I continue to be surprised that the press, even some of the papers that are covering the Iraq War more thoroughly, don't talk very specifically about the resistance.
A welcome exception is Blind in Baghdad by John Prados Bulletin of the Atomic Scientists Jan/Feb 2005
This is a good article talking about, among other things, how ideology blinded and continues to blind the Bush adminstration about the nature of the Iraqi resistance.

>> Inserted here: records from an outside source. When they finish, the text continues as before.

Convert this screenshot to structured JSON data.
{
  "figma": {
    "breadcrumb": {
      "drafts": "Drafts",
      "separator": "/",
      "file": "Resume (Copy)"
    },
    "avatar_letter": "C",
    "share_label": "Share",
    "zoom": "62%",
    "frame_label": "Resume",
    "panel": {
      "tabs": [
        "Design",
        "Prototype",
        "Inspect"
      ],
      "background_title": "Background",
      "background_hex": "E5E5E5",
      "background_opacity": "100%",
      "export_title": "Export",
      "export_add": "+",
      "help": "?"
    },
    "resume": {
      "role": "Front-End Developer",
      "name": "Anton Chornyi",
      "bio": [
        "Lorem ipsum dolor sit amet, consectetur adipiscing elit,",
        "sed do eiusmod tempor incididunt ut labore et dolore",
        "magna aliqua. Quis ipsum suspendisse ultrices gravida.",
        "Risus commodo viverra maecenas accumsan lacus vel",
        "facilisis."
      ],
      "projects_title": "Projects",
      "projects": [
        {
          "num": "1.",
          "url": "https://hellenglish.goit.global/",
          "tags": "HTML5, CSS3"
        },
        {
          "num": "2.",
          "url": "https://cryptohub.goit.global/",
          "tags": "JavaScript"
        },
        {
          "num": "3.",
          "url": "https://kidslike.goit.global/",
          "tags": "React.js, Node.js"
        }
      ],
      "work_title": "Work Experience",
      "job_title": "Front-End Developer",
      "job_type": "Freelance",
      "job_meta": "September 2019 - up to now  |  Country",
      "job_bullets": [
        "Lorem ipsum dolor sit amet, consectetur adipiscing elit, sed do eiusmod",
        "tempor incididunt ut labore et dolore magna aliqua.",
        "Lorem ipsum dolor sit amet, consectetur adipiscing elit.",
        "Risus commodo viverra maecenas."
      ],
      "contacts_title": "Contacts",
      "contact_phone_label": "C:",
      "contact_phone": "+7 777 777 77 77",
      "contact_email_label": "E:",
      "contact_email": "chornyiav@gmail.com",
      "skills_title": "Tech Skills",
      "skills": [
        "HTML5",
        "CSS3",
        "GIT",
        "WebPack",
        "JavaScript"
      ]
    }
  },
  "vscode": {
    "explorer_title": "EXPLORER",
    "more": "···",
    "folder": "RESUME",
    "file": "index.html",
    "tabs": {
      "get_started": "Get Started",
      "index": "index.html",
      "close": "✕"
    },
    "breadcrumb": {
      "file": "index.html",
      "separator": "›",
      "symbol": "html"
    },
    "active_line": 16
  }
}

And Prados provides some more information on the resistance than we usually see:
He poses a very pertinent question:
For more than a year U.S. spokespersons, from Defense Secretary Donald Rumsfeld to John Abizaid, the commanding general, to CIA officials, estimated the enemy's number at 3,000-5,000. During the same period, coalition forces conducted hundreds of operations, fighting an earlier battle at Falluja as well as major engagements at Najaf, Tikrit, Baquba, Baghdad, and elsewhere, frequently claiming to have killed hundreds of enemy fighters. The number of Iraqis killed is estimated in the range of 10,000 to 20,000, with one scientific study suggesting as many as 100,000. In the wake of the Abu Ghraib prison scandal it emerged that coalition forces had arrested some 44,000 Iraqis. Coalition forces have thus neutralized many times the number of assessed adversaries without appreciably affecting the level of resistance. How can that be?
What it means, of course, is that resistance is being underestimated, and that some of the civilians killed are miscounted as guerrillas.
There is a fatal flaw in the Bush administration's characterization of its enemy. Consider developments last summer, when the insurgents adopted the tactic of going after civilian employees of contractors working in the country, frequently taking hostages, for which Iraqi resistance groups then claimed responsibility. Early last year the administration began describing the perpetrators as outside agitators, that is, foreign terrorists epitomized by the Jordanian Abu Musab Al Zarqawi.
Indeed, Zarqawi took credit for beheading one American hostage and taking others. But many more groups than Zarqawi's stepped forward, and others have become widely known. There is the Iraqi National Islamic Resistance (a.k.a. the "1920 Revolution Brigades"), the National Front for the Liberation of Iraq (an alliance of almost a dozen smaller groups), the Iraqi Resistance National Front (also a union of subgroups), the Hamzah Faction, the Iraqi Liberation Army, the "Awakening and Holy War," the White Banners, and the Al Haqq Army. All of this is before you get to the remnants of Saddam's regime or Sadr's militia, the Al Mahdi Army. And there are Shiite factions other than Sadr's, such as the Imam Ali Bin-Talib Jihadi Brigades.
Groups revealing themselves through hostage-takings include the Assadullah Brigades, the Islamic Retaliation Movement, the Islamic Anger Brigades, the Khalid Bin Al Walid Brigades, the Black Banners group, the Islamic Army in Iraq, the Ansar Al Sunna Movement, and the Al Tawhid wa Al Jihad. Some of these groups undoubtedly consist of just one or a few persons, while others may be front groups for the same organizations. A few have an affinity for the Al Qaeda view of jihad, but the point is that the opposition in Iraq is something new in the annals of guerrilla warfare: a decentralized constellation of resistance units with different but complementary goals. It is significant that the U.S. Army issued a fresh version of its standard field manual for counterinsurgency operations last October--the first since the Vietnam War.
Meanwhile the Pentagon's highest estimates of
foreign fighters remain in the hundreds. In short, Zarqawi cannot be
the leader, nor can his group be the core, of the Iraqi resistance. It
has been important to the Bush administration to identify foreign
terrorists as the core of the resistance, because this argument links
the Iraq War to the war on terrorism and Al Qaeda, but the very act of
advancing it has helped blind the Bush people to the realities of Iraq.
The article is also good on the institutional rivalries and some of the other problems that inhibit intelligence-gathering and usage. Not least of those is the distrust of the Americans produced by the notorious use of torture in the gulag, as famously revealed in the Abu Ghuraib photos. "Moreover," Prados writes, "if the Iraqi provisional government security forces are as heavily penetrated as suggested by both U.S. and Iraqi interim government spokespersons, the resistance has much better intelligence than U.S. coalition authorities."